Hacker News new | ask | show | jobs
by aidos 4615 days ago
Interesting. I'd never looked into how BFs work before and this is a nice clear explaination.

One thing I don't quite get - as you're hashing into the same bit array for each of the hashes - you must get false positives from combinations of hashes. So say you chose a bad combination of hash algorithms where one key hashed into bits a and b using the two different hashes respectively. Maybe some other key might hash into b and a. With a totally suboptimal choice of hash algorithms you could end up with a 50% error rate. Or am I misunderstanding something?

2 comments

This is kind of a fundamental part of bloom filters. They're probabilistic data structures, which is the trade you make for space efficiency.

If you get a false back, you can guarantee that some item is not in the filter. If you get a true back, you can be fairly certain it is. Once you have a degree of certainty, you can do a more thorough check for membership while cutting out large numbers of negatives.

I get the concept - you're trading space for certainty.
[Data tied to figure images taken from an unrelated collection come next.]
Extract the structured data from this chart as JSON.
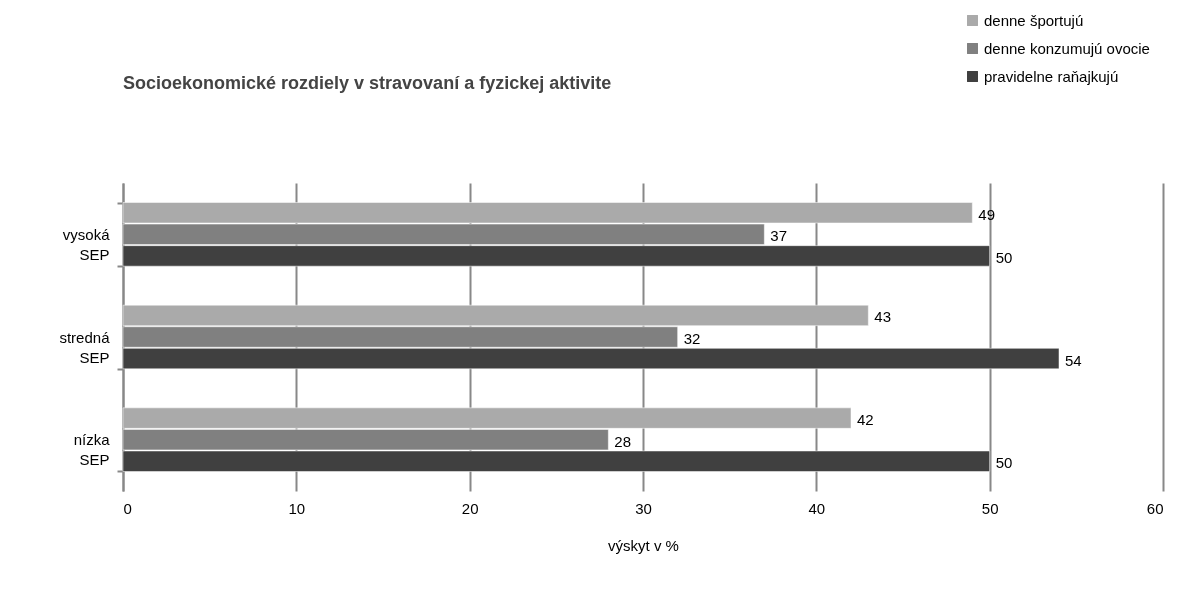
{
  "chart_data": {
    "type": "bar",
    "orientation": "horizontal",
    "title": "Socioekonomické rozdiely v stravovaní a fyzickej aktivite",
    "categories": [
      "vysoká SEP",
      "stredná SEP",
      "nízka SEP"
    ],
    "series": [
      {
        "name": "denne športujú",
        "color": "#aaaaaa",
        "values": [
          49,
          43,
          42
        ]
      },
      {
        "name": "denne konzumujú ovocie",
        "color": "#808080",
        "values": [
          37,
          32,
          28
        ]
      },
      {
        "name": "pravidelne raňajkujú",
        "color": "#404040",
        "values": [
          50,
          54,
          50
        ]
      }
    ],
    "xlabel": "výskyt v %",
    "xlim": [
      0,
      60
    ],
    "xticks": [
      0,
      10,
      20,
      30,
      40,
      50,
      60
    ],
    "grid": "x",
    "legend": "top right",
    "data_labels": true
  }
}
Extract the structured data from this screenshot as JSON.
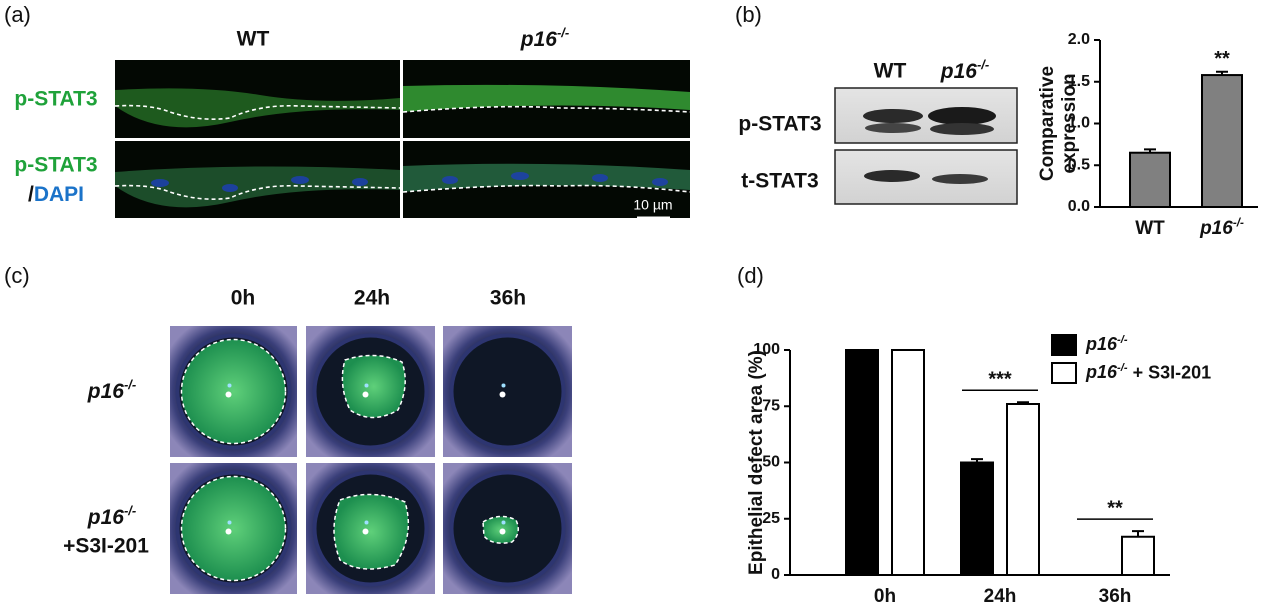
{
  "panel_labels": [
    "(a)",
    "(b)",
    "(c)",
    "(d)"
  ],
  "panel_a": {
    "columns": [
      "WT",
      "p16-/-"
    ],
    "rows": [
      [
        "p-STAT3"
      ],
      [
        "p-STAT3",
        "/",
        "DAPI"
      ]
    ],
    "scale_bar": "10 µm"
  },
  "panel_b_blot": {
    "columns": [
      "WT",
      "p16-/-"
    ],
    "rows": [
      "p-STAT3",
      "t-STAT3"
    ]
  },
  "panel_c": {
    "columns": [
      "0h",
      "24h",
      "36h"
    ],
    "rows": [
      [
        "p16-/-"
      ],
      [
        "p16-/-",
        "+S3I-201"
      ]
    ]
  },
  "chart_data": [
    {
      "type": "bar",
      "ylabel": [
        "Comparative",
        "expression"
      ],
      "categories": [
        "WT",
        "p16-/-"
      ],
      "values": [
        0.65,
        1.58
      ],
      "errors": [
        0.04,
        0.04
      ],
      "color": "#808080",
      "ylim": [
        0,
        2
      ],
      "yticks": [
        {
          "value": 0,
          "label": "0.0"
        },
        0.5,
        {
          "value": 1,
          "label": "1.0"
        },
        1.5,
        {
          "value": 2,
          "label": "2.0"
        }
      ],
      "annotations": [
        "**"
      ]
    },
    {
      "type": "bar",
      "ylabel": "Epithelial defect area (%)",
      "categories": [
        "0h",
        "24h",
        "36h"
      ],
      "series": [
        {
          "name": "p16-/-",
          "color": "#000000",
          "values": [
            100,
            50,
            0
          ],
          "errors": [
            0,
            1.5,
            0
          ]
        },
        {
          "name": "p16-/- + S3I-201",
          "color": "#ffffff",
          "values": [
            100,
            76,
            17
          ],
          "errors": [
            0,
            0.8,
            2.5
          ]
        }
      ],
      "ylim": [
        0,
        100
      ],
      "yticks": [
        0,
        25,
        50,
        75,
        100
      ],
      "annotations": [
        "***",
        "**"
      ]
    }
  ]
}
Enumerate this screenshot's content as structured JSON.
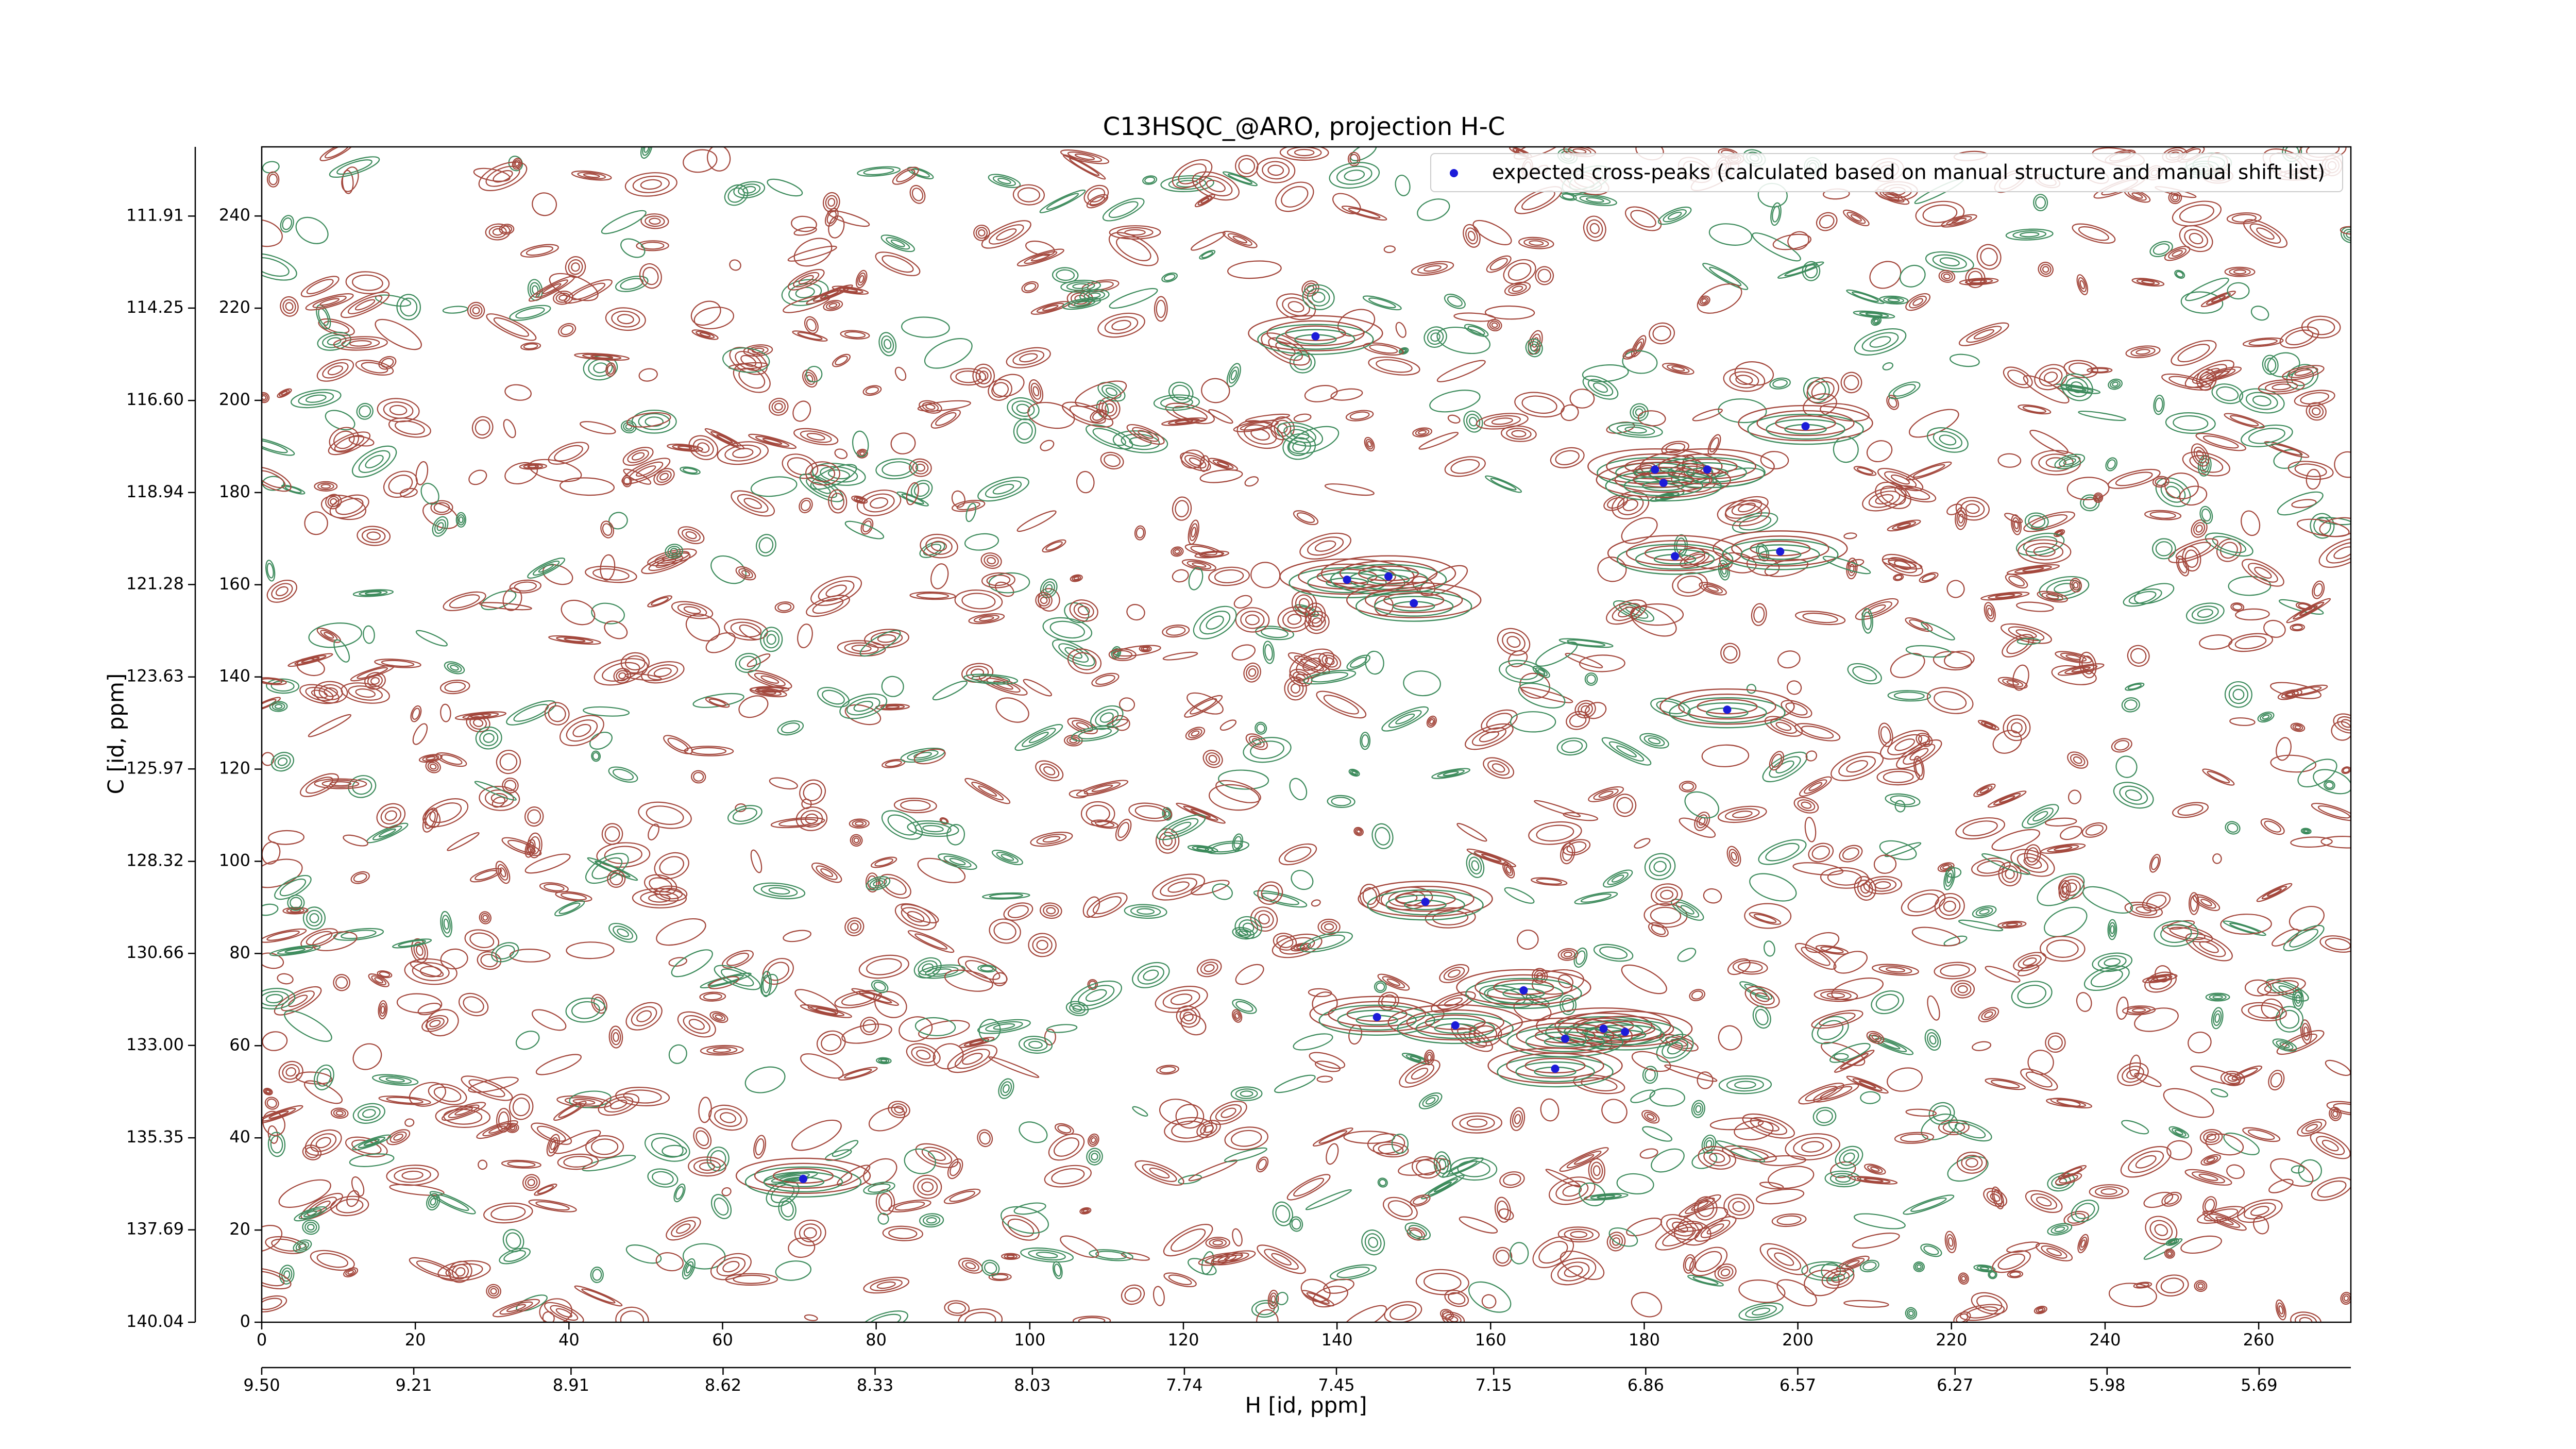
{
  "chart_data": {
    "type": "scatter",
    "title": "C13HSQC_@ARO, projection H-C",
    "xlabel": "H [id, ppm]",
    "ylabel": "C [id, ppm]",
    "xlim": [
      0,
      272
    ],
    "ylim": [
      0,
      255
    ],
    "xticks": [
      0,
      20,
      40,
      60,
      80,
      100,
      120,
      140,
      160,
      180,
      200,
      220,
      240,
      260
    ],
    "yticks": [
      0,
      20,
      40,
      60,
      80,
      100,
      120,
      140,
      160,
      180,
      200,
      220,
      240
    ],
    "x2lim": [
      9.5,
      5.515
    ],
    "x2ticks": [
      {
        "value": 9.5,
        "label": "9.50"
      },
      9.21,
      8.91,
      8.62,
      8.33,
      8.03,
      7.74,
      7.45,
      7.15,
      6.86,
      6.57,
      6.27,
      5.98,
      5.69
    ],
    "y2lim": [
      140.04,
      110.15
    ],
    "y2ticks": [
      140.04,
      137.69,
      135.35,
      {
        "value": 133,
        "label": "133.00"
      },
      130.66,
      128.32,
      125.97,
      123.63,
      121.28,
      118.94,
      {
        "value": 116.6,
        "label": "116.60"
      },
      114.25,
      111.91
    ],
    "legend": "upper right",
    "contour_colors": [
      "#a3473c",
      "#3d8b5c"
    ],
    "series": [
      {
        "name": "expected cross-peaks (calculated based on manual structure and manual shift list)",
        "color": "#1c1cd9",
        "x": [
          137.2,
          201.0,
          181.4,
          188.2,
          182.5,
          184.0,
          197.7,
          141.3,
          146.7,
          150.0,
          190.8,
          151.5,
          164.3,
          145.2,
          155.4,
          174.7,
          177.5,
          169.7,
          168.4,
          70.5
        ],
        "y": [
          213.9,
          194.4,
          185.0,
          185.0,
          182.1,
          166.2,
          167.2,
          161.1,
          161.8,
          156.0,
          132.9,
          91.2,
          72.0,
          66.2,
          64.4,
          63.7,
          63.0,
          61.5,
          55.0,
          31.1
        ]
      }
    ]
  }
}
It's more the bit where it says:

    "The more hash functions you have, the slower your bloom filter, and the quicker it fills up. *If you have too few, however, you may suffer too many false positives.*"
Just made me wonder - couldn't badly chosen hash functions actually give you more false positives?
I agree with what chamblin said, and to add one more point to that, you can choose the amount of uncertainty by using a larger or smaller bit array relative to the number of items you will have.